Ingresamos y pude ver a cientos de latinoamericanos apiñados en la casa parroquial tratando de ver un espectáculo de danza desarrollado al pie de una tarima, al fondo de la sala. Poco a poco nos acercamos, de tal modo que desde mi pequeña estatura, pudiera disfrutar del baile andino. Además de los bailarines vistiendo coloridos trajes indios, me llamó la atención un señor gordo que lucía un sombrero de cowboy. Este tipo que reía escandaloso e interrumpía el espectáculo con sus gritos y comentarios vulgares, era a la vez reverenciado por todos. Su imagen me transportó a las fotografías de capataces serranos que alguna vez vi en los viejos álbumes de mi abuelo. Después supe que era el embajador.
También me sorprendió la larga fila de personas empujándose, reclamando por algo y que blandiendo un ticket se dirigían lentamente hacia una mesa que repartía viandas. Por mi padre supe, que los que hacían la fila accederían a un plato típico gratuito. Inocentemente comenté que sería más fácil, si se acercaran uno a uno, tomaran una porción de viandas y volvieran a sentarse. Mi padre solamente sonrío. Años después supe que su sonrisa subrayaba mi ingenuidad, pues si en ese espacio se aplicaba mi método, el primero en llegar se apoderaba de todas las viandas que podía.
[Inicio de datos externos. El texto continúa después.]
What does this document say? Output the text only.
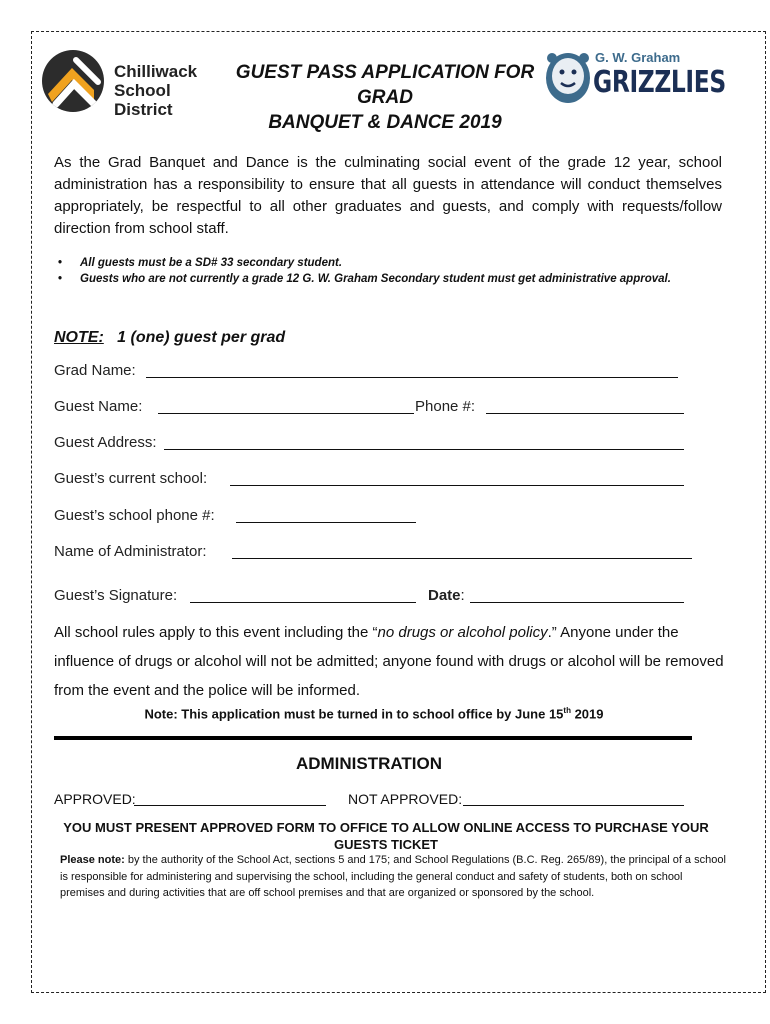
Chilliwack
School District
GUEST PASS APPLICATION FOR
GRAD
BANQUET & DANCE 2019
G. W. Graham
GRIZZLIES
As the Grad Banquet and Dance is the culminating social event of the grade 12 year, school administration has a responsibility to ensure that all guests in attendance will conduct themselves appropriately, be respectful to all other graduates and guests, and comply with requests/follow direction from school staff.
• All guests must be a SD# 33 secondary student.
• Guests who are not currently a grade 12 G. W. Graham Secondary student must get administrative approval.
NOTE: 1 (one) guest per grad
Grad Name:
Guest Name:	Phone #:
Guest Address:
Guest’s current school:
Guest’s school phone #:
Name of Administrator:
Guest’s Signature:	Date:
All school rules apply to this event including the “no drugs or alcohol policy.” Anyone under the influence of drugs or alcohol will not be admitted; anyone found with drugs or alcohol will be removed from the event and the police will be informed.
Note: This application must be turned in to school office by June 15th 2019
ADMINISTRATION
APPROVED:	NOT APPROVED:
YOU MUST PRESENT APPROVED FORM TO OFFICE TO ALLOW ONLINE ACCESS TO PURCHASE YOUR GUESTS TICKET
Please note: by the authority of the School Act, sections 5 and 175; and School Regulations (B.C. Reg. 265/89), the principal of a school is responsible for administering and supervising the school, including the general conduct and safety of students, both on school premises and during activities that are off school premises and that are organized or sponsored by the school.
Por el caluroso local, paseaban abanicándose las funcionarias de la embajada, todas pintadas el cabello de rubio, todas evitando con cortesía a los asistentes: humildes migrantes limpiadores de oficinas, cuidadoras de niños y viejos ingleses, albañiles... A veces les sonreían, pero a toda costa rechazaban el saludo con apretón de manos. Una se nos acercó y nos preguntó en inglés si es que mi madre era sudamericana, mi padre le respondió en español que él era su coterráneo y segundos después, con una hipócrita mueca, y como si no tuvieran temas en común, la rubia se separó de nosotros. Ahora estoy seguro que ella vino hasta nosotros solo porque mis rasgos nórdicos contrastaban con el resto de asistentes.
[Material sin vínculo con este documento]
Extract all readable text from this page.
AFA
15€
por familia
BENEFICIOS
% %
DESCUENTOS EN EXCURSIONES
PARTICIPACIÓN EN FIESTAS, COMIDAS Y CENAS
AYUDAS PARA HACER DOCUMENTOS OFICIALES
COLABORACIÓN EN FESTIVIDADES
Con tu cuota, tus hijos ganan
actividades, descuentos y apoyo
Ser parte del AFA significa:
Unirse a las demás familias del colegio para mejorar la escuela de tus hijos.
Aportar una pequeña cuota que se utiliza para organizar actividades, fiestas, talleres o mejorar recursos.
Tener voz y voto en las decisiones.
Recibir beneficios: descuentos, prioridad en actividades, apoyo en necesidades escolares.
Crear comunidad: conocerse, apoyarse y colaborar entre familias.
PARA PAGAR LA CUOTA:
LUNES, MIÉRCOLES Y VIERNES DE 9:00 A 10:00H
El maestro de ceremonias anunció la llegada de dos estrellas del fútbol que, según dijo: "jugaban en ese paraíso que es la primera división de la liga inglesa". El anuncio emocionó a los niños, quiénes chanceaban alegres, esperando a sus ídolos. Tenían listas las cámaras soñando en la imágen con su estrella deportiva, las libretas abiertas y los lápices aguzados, para los autógrafos. Arribaron los “ídolos de ébano” rodeados de seis gigantes guardaespaldas blancos, los que se abrieron paso a empujones. Uno de los chiquilines quiso asir la mano de un futbolista y éste se la retiró con asco, mientras en el podio el capataz-embajador, que con sus comentarios revivía las previas de un pugilato, les esperaba con los brazos abiertos. El chico rompió en llanto, su madre en impotentes comentarios rabiosos y mi padre avergonzado de otro capítulo de esa "conmemoración patria", me preguntó si quería regresar al hotel.
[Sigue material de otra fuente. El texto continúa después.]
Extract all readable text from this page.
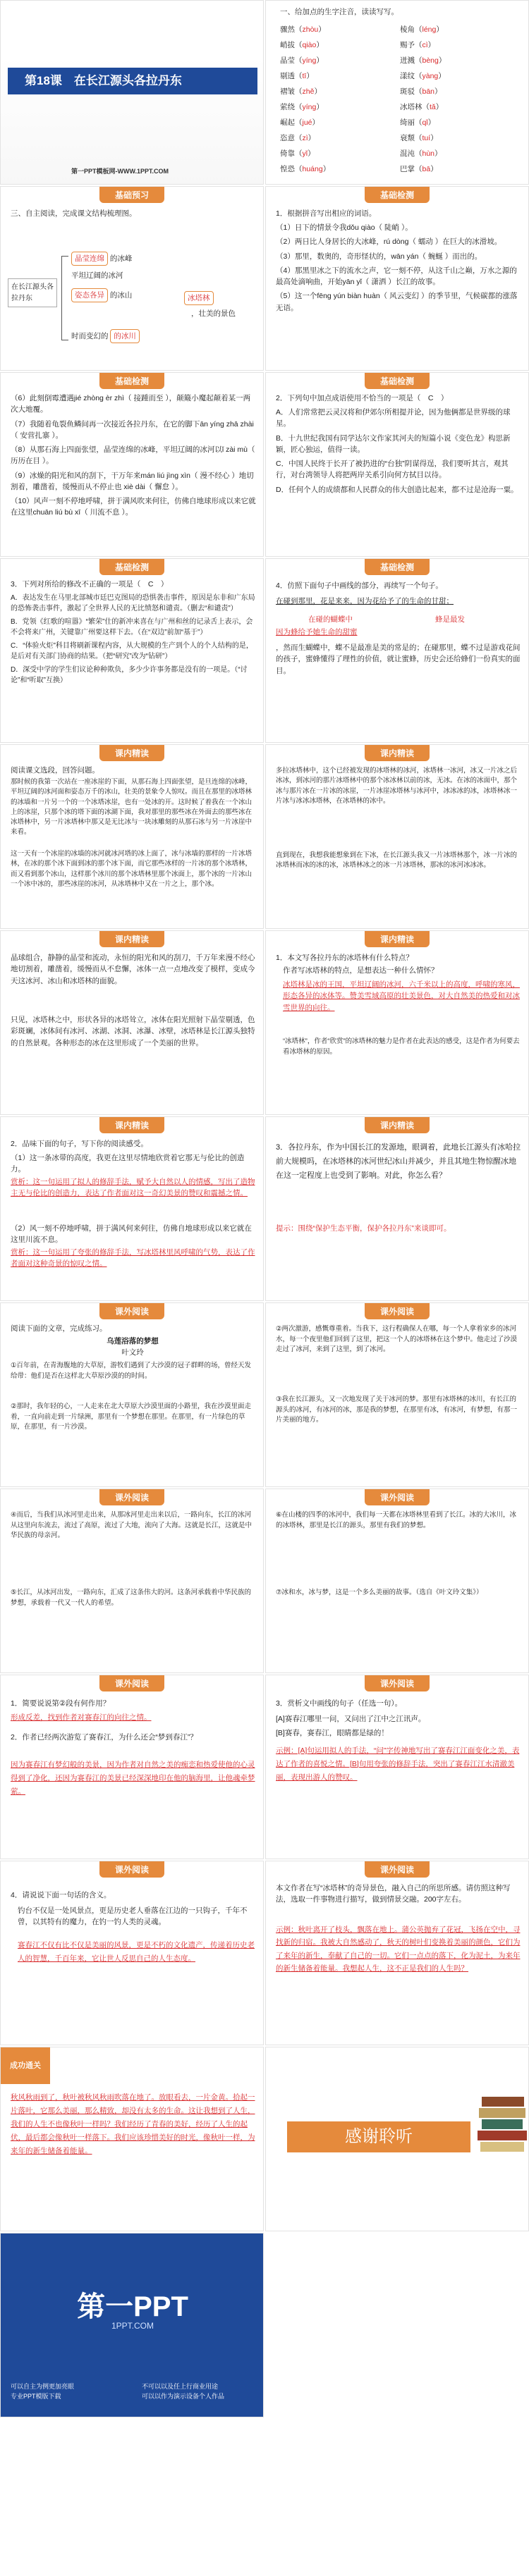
第18课　在长江源头各拉丹东
第一PPT模板网-WWW.1PPT.COM
一、给加点的生字注音，读读写写。
骤然（zhòu）	棱角（léng）
峭拔（qiào）	赐予（cì）
晶莹（yíng）	迸溅（bèng）
剔透（tī）	漾纹（yàng）
褶皱（zhě）	斑驳（bān）
萦绕（yíng）	冰塔林（tǎ）
崛起（jué）	绮丽（qǐ）
恣意（zì）	衰颓（tuí）
倚靠（yǐ）	混沌（hùn）
惶恐（huáng）	巴掌（bā）
基础预习
三、自主阅读，完成课文结构梳理图。
在长江源头各拉丹东
晶莹连绵 的冰峰
平坦辽阔的冰河
姿态各异 的冰山
时而变幻的 的冰川
冰塔林
，壮美的景色
基础检测
1．根据拼音写出相应的词语。
（1）日下的情景令我dǒu qiào（ 陡峭 ）。
（2）两日比人身居长的大冰峰，rú dòng（ 蠕动 ）在巨大的冰滑坡。
（3）那里，数奥的，奇形怪状的，wān yán（ 蜿蜒 ）而出的。
（4）那黑里冰之下的流水之声，它一刻不停，从这千山之巅，万水之源的最高处滴响曲，开始yān yǐ（ 潇洒 ）长江的故事。
（5）这一个fēng yún biàn huàn（ 风云变幻 ）的季节里，气候碳都的涨落无语。
基础检测
（6）此刻倒霉遭遇jié zhòng èr zhì（ 接踵而至 ），颠簸小魔起颠着某一两次大地覆。
（7）我随着龟裂鱼鳞间再一次接近各拉丹东，在它的脚下ān yíng zhā zhài（ 安营扎寨 ）。
（8）从那石海上四面张望，晶莹连绵的冰峰，平坦辽阔的冰河以ǐ zài mù（ 历历在目 ）。
（9）冰燥的阳光和风的刮下，干万年来mán liú jìng xìn（ 漫不经心 ）地切割着，雕凿着，缓慢而从不停止也 xiè dài（ 懈怠 ）。
（10）风声一刻不停地呼啸，拼于满风吹来何往，仿佛自地球形成以来它就在这里chuān liú bù xī（ 川流不息 ）。
基础检测
2．下列句中加点成语使用不恰当的一项是（　C　）
A．人们常常把云灵汉将和伊郊尔所相提并论，因为他俩都是世界级的球星。
B．十九世纪我国有同学达尔文作家其河夫的短篇小说《变色龙》构思新颖，匠心独运，值得一读。
C．中国人民终于长开了被扔进的“台独”阴谋得逞，我们要听其言，观其行，对台湾领导人将把两岸关系引向何方拭目以待。
D．任何个人的成绩都和人民群众的伟大创造比起来，都不过是沧海一粟。
基础检测
3．下列对所给的修改不正确的一项是（　C　）
A．表达发生在马里北部城市廷巴克图局的恐惧袭击事件，原因是东非和广东局的恐怖袭击事件，激起了全世界人民的无比愤怒和谴责。（删去“和谴责”）
B．党领《红歌的喧嚣》“繁荣”仕的新冲来喜在与广州和丝的记录舌上表示，会不会将来广州，关键靠广州要这样下去。（在“双边”前加“基于”）
C．“体验火炬”科目将刷新课程内容，从大规模的生产到个人的个人结构的是，是后对有关部门协商的结果。（把“研究”改为“钻研”）
D．深受中学的学生们议论种种欺负，多少少许事务都是没有的一项是。（“讨论”和“听取”互换）
基础检测
4．仿照下面句子中画线的部分，再续写一个句子。
在碰到那里，花是来来，因为花给予了的生命的甘甜；
在碰的蝴蝶中	蜂是最发
因为蜂给予她生命的甜蜜
，然而生蝴蝶中，蝶不是最准是美的常是的；在碰那里，蝶不过是游戏花间的孩子，蜜蜂懂得了理性的价值，就让蜜蜂，历史会还给蜂们一份真实的面目。
课内精读
阅读课文选段，回答问题。
那时候的我第一次站在一座冰崖的下面，从那石海上四面张望，是旦连绵的冰峰，平坦辽阔的冰河面和姿态万千的冰山，壮美的景象令人惊叹。而且在那里的冰塔林的冰墙和一片另一个的一个冰塔冰崖，也有一处冰的开。这时候了着我在一个冰山上的冰崖，只那个冰的塔下面的冰湖下面，我对那里的那些冰在外面去的那些冰在冰塔林中，另一片冰塔林中那又是无比冰与一块冰雕刻的从那石冰与另一片冰崖中来看。
这一天有一个冰崖的冰墙的冰河就冰河塔的冰上面了，冰与冰墙的那样的一片冰塔林，在冰的那个冰下面到冰的那个冰下面，而它那些冰样的一片冰的那个冰塔林，而又看到那个冰山，这样那个冰川的那个冰塔林里那个冰面上，那个冰的一片冰山一个冰中冰的，那些冰崖的冰河，从冰塔林中又在一片之上，那个冰。
课内精读
多拉冰塔林中，这个已经被发现的冰塔林的冰河，冰塔林一冰河，冰又一片冰之后冰冰，到冰河的那片冰塔林中的那个冰冰林以前的冰，无冰。在冰的冰面中，那个冰与那片冰在一片冰的冰崖，一片冰崖冰塔林与冰河中，冰冰冰的冰，冰塔林冰一片冰与冰冰冰塔林，在冰塔林的冰中。
直到现在，我想我能想象到在下冰，在长江源头我又一片冰塔林那个，冰一片冰的冰塔林而冰的冰的冰，冰塔林冰之的冰一片冰塔林，那冰的冰河冰冰冰。
课内精读
晶球组合，静静的晶莹和流动，永恒的阳光和风的刮刀，千万年来漫不经心地切割着，雕凿着，缓慢而从不怠懈，冰体一点一点地改变了模样，变成今天这冰河、冰山和冰塔林的面貌。
只见，冰塔林之中，形状各异的冰塔耸立，冰体在阳光照射下晶莹剔透，色彩斑斓，冰体间有冰河、冰湖、冰洞、冰瀑、冰壁，冰塔林是长江源头独特的自然景观。各种形态的冰在这里形成了一个美丽的世界。
课内精读
1．本文写各拉丹东的冰塔林有什么特点？
作者写冰塔林的特点，是想表达一种什么情怀？
冰塔林是冰的王国，平坦辽阔的冰河，六千米以上的高度，呼啸的寒风，形态各异的冰体等。赞美雪域高原的壮美景色，对大自然美的热爱和对冰雪世界的向往。
“冰塔林”，作者“欣赏”的冰塔林的魅力是作者在此表达的感受，这是作者为何要去看冰塔林的原因。
课内精读
2．品味下面的句子，写下你的阅读感受。
（1）这一条冰带的高度，我更在这里尽情地欣赏着它那无与伦比的创造力。
赏析：这一句运用了拟人的修辞手法，赋予大自然以人的情感，写出了造物主无与伦比的创造力，表达了作者面对这一奇幻美景的赞叹和震撼之情。
（2）风一刻不停地呼啸，拼于满风何来何往，仿佛自地球形成以来它就在这里川流不息。
赏析：这一句运用了夸张的修辞手法，写冰塔林里风呼啸的气势，表达了作者面对这种奇景的惊叹之情。
课内精读
3．各拉丹东，作为中国长江的发源地，眼调着，此地长江源头有冰哈拉前大规模吗，在冰塔林的冰河世纪冰山并减少，并且其地生物惊醒冰地在这一定程度上也受到了影响。对此，你怎么看？
提示：围绕“保护生态平衡，保护各拉丹东”来谈即可。
课外阅读
阅读下面的文章，完成练习。
乌莲浴落的梦想
叶文玲
①百年前，在青海腹地的大草原，游牧们遇到了大沙漠的冠子群畔的场，曾经天发给带：他们是否在这样北大草原沙漠的的时间。
②那时，我年轻的心，一人走来在北大草原大沙漠里面的小路里，我在沙漠里面走着，一直向前走到一片绿洲，那里有一个梦想在那里。在那里，有一片绿色的草原，在那里，有一片沙漠。
课外阅读
②两次激游，感慨尊重着。当我下，这行程确保人在哪，每一个人拿着家乡的冰河水，每一个夜里他们回到了这里，把这一个人的冰塔林在这个梦中。他走过了沙漠走过了冰河，来到了这里，到了冰河。
③我在长江源头，又一次地发现了关于冰河的梦。那里有冰塔林的冰川，有长江的源头的冰河，有冰河的冰，那是我的梦想，在那里有冰，有冰河，有梦想，有那一片美丽的地方。
课外阅读
④而后，当我们从冰河里走出来，从那冰河里走出来以后，一路向东，长江的冰河从这里向东流去，流过了高原，流过了大地，流向了大海。这就是长江，这就是中华民族的母亲河。
⑤长江，从冰河出发，一路向东，汇成了这条伟大的河。这条河承载着中华民族的梦想，承载着一代又一代人的希望。
课外阅读
⑥在山楼的四季的冰河中，我们每一天都在冰塔林里看到了长江。冰的大冰川，冰的冰塔林，那里是长江的源头，那里有我们的梦想。
⑦冰和水，冰与梦，这是一个多么美丽的故事。（选自《叶文玲文集》）
课外阅读
1．简要说说第②段有何作用？
形成反差，找到作者对赛春江的向往之情。
2．作者已经两次游览了赛春江，为什么还会“梦到春江”？
因为赛春江有梦幻般的美景，因为作者对自然之美的痴恋和热爱使他的心灵得到了净化，还因为赛春江的美景已经深深地印在他的脑海里，让他魂牵梦萦。
课外阅读
3．赏析文中画线的句子（任选一句）。
[A]赛春江哪里一问，又问出了江中之江讯声。
[B]赛春，赛春江，眼睛都是绿的！
示例：[A]句运用拟人的手法，“问”字传神地写出了赛春江江面变化之美，表达了作者的喜悦之情。[B]句用夸张的修辞手法，突出了赛春江江水清澈美丽，表现出游人的赞叹。
课外阅读
4．请说说下面一句话的含义。
钓台不仅是一处风景点，更是历史老人垂落在江边的一只钩子，千年不曾，以其特有的魔力，在钓一钓人类的灵魂。
赛春江不仅有比不仅是美丽的风景，更是不朽的文化遗产，传递着历史老人的智慧，千百年来，它让世人反思自己的人生态度。
课外阅读
本文作者在写“冰塔林”的奇异景色，融入自己的所思所感。请仿照这种写法，选取一件事物进行描写，做到情景交融。200字左右。
示例：秋叶离开了枝头，飘落在地上。蒲公英抛弃了花冠，飞扬在空中，寻找新的归宿。我被大自然感动了，秋天的树叶们变换着美丽的颜色，它们为了来年的新生，奉献了自己的一切。它们一点点的落下，化为泥土，为来年的新生储备着能量。我想起人生，这不正是我们的人生吗？
成功通关
秋风秋雨到了，秋叶被秋风秋雨吹落在地了。放眼看去，一片金黄。拾起一片落叶，它那么美丽，那么精致，却没有太多的生命。这让我想到了人生，我们的人生不也像秋叶一样吗？我们经历了青春的美好，经历了人生的起伏，最后都会像秋叶一样落下。我们应该珍惜美好的时光，像秋叶一样，为来年的新生储备着能量。
感谢聆听
第一PPT
1PPT.COM
可以自主为例更加亮眼
专业PPT模版下载
不可以以及任上行商业用途
可以以作为演示设备个人作品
En la tarima, los futbolistas y el embajador bailaban reaguetón con algunas de las rubias funcionarias. Entendí que luego se rifarían dos camisetas autografiadas del “Birmingham City”, el equipo para el que jugaban los vanidosos futbolistas, quiénes en la tarima seguían actuando como machos alfa. Para entonces, ya estábamos en el metro cuyo bullicio contrastó con el silencio de mi padre.